Surprising Study Questions Environmental Impact on Teen Diet

While childhood obesity often gets blames for environmental wellness causes, a new survey has thrown a spanner into the works. According to the study, which was published in the July/August issue of the Journal of Nutrition Education and Behaviour, having a fast food outlet near your child’s school might not actually have an impact on their weight.


The researchers polled more than 550 high school teenagers throughout the state of Maine, and found – somewhat unsurprisingly – that the young people were indeed consumers of fast food favourites like burgers, chips, pizza and soft drinks. However, the unexpected finding was that these teens were pulled towards unhealthful foods because of poor nutritional wellness and knowledge, rather than the location of fast-food outlets.


According to study co-author Janet Whatley Blum, an associate professor in the department of exercise, health and sports science at the University of Southern Maine, ‘Our hypothesis was that the so-called “built environment” – what a person’s environment around them might be – would have an influence on the [teens’] diet and obesity rate. But in terms of their school environment, we did not find that.’ She added, ‘We think the reason for that is that the availability of unhealthy foods is basically ubiquitous. So while the students said they do go and buy it around their schools, they also said that they also get that same food from home and from local stores near their home. So whether or not fast-food places are near to their schools really doesn’t change the overall situation.’


The findings were ‘surprising, yet not surprising’ to Lona Sandon, a registered dietitian and assistant professor of clinical nutrition at the University of Texas Southwestern Medical Centre at Dallas. She explained, ‘Knowledge is power. Offering the knowledge of what foods are health-promoting and beneficial is certainly the first place to start. But behaviour based on knowledge and the built environment both impact food choices. The question is, what has the biggest impact? In this case, they’re saying the built environment around these teens has less impact than what the children know about nutrition, and also has lesser impact perhaps than what’s going on in the home.’
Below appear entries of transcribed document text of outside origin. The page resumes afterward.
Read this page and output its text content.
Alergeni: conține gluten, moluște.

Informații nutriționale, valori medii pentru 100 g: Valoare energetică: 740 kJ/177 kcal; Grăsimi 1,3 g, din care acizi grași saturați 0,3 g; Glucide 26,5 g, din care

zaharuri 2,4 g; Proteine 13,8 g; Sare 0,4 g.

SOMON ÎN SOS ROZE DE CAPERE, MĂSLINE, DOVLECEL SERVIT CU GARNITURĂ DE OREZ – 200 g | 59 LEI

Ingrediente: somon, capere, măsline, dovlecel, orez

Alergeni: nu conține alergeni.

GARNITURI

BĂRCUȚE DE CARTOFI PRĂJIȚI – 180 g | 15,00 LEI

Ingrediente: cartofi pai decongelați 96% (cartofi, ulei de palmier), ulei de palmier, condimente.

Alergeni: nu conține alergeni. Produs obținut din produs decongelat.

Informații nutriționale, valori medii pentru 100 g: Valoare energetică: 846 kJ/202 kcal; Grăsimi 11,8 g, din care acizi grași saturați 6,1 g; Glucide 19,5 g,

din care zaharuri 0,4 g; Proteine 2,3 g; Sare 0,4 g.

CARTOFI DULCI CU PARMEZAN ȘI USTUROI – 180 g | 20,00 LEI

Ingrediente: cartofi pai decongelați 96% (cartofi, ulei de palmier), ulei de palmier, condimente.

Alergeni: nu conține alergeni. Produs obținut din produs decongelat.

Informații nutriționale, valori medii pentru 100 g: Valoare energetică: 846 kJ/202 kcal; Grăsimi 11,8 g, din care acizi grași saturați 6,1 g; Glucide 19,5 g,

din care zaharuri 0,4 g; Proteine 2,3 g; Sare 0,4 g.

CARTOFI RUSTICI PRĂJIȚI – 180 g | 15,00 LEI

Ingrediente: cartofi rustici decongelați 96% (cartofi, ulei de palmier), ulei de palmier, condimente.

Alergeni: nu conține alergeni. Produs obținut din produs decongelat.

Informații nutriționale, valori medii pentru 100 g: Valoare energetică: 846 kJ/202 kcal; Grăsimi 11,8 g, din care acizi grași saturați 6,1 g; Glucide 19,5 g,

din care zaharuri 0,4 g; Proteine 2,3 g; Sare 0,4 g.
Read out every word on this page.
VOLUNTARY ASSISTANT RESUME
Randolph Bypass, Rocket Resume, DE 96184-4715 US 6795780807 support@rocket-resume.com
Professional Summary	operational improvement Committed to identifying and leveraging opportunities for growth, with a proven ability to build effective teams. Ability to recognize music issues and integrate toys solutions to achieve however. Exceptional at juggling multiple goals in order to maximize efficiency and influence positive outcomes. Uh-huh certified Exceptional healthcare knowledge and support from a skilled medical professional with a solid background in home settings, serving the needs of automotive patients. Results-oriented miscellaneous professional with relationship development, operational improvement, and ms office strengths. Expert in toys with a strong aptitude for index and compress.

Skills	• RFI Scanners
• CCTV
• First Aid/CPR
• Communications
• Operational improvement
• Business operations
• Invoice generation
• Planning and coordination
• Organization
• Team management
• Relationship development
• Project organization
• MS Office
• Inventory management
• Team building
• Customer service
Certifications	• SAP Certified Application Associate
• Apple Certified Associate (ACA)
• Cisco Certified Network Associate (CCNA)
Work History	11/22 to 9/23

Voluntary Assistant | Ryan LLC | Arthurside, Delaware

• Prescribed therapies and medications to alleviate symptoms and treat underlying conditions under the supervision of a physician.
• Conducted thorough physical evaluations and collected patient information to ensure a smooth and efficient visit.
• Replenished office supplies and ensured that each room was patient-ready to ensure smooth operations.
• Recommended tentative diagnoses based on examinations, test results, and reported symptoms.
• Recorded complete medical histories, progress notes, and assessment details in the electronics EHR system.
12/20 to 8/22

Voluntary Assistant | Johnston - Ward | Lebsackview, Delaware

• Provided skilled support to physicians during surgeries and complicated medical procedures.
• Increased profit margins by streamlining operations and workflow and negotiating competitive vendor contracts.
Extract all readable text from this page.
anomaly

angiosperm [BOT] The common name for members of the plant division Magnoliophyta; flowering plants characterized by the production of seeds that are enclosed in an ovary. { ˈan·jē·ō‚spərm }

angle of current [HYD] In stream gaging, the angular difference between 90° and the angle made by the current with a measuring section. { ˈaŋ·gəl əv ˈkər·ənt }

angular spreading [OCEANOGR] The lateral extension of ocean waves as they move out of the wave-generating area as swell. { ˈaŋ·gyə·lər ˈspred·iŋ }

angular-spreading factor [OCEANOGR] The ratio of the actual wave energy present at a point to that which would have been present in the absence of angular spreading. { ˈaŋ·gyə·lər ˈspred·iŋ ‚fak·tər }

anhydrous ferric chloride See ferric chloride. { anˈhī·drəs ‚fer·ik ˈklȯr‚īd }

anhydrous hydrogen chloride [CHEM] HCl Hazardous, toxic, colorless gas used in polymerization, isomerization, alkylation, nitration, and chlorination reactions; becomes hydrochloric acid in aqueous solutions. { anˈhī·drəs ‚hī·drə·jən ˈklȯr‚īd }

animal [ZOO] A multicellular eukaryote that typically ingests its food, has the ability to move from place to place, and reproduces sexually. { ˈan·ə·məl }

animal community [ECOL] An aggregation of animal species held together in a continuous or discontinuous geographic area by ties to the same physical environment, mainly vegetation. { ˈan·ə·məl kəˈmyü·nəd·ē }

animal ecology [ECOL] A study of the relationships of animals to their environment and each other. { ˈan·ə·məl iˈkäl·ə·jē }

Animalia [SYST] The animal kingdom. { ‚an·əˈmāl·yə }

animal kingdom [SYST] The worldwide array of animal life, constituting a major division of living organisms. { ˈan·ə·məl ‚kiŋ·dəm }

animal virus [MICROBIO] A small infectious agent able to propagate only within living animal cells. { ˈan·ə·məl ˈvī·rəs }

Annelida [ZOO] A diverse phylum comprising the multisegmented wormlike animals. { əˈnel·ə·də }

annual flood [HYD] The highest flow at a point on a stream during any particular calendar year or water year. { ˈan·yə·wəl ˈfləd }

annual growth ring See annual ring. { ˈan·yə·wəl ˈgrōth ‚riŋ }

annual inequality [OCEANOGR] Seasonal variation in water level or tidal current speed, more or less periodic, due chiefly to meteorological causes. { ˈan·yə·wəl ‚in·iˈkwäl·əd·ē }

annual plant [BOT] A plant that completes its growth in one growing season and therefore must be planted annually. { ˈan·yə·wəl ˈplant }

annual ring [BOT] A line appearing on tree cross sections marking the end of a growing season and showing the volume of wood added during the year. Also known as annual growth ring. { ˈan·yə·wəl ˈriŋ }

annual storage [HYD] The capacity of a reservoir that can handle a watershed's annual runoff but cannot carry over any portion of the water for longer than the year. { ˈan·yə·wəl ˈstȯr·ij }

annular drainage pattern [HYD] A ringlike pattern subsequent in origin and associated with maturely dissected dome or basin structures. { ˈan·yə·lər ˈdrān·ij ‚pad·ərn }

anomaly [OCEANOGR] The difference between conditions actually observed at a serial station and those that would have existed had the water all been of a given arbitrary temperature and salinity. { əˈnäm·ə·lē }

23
Sandon noted, ‘Past research has looked at what students bring to school when they bring their own lunch, and it’s actually often less nutritious than if they ate a school lunch, which means that what’s going on in the home is often worse in terms of giving kids a sense of what to do in terms of making healthy food decisions. And that might explain these findings.’ She urged, ‘If we focus on informing kids as to how best to think about what they’re eating, that may be a more powerful way to affect their decisions than trying to change the built environment around them.’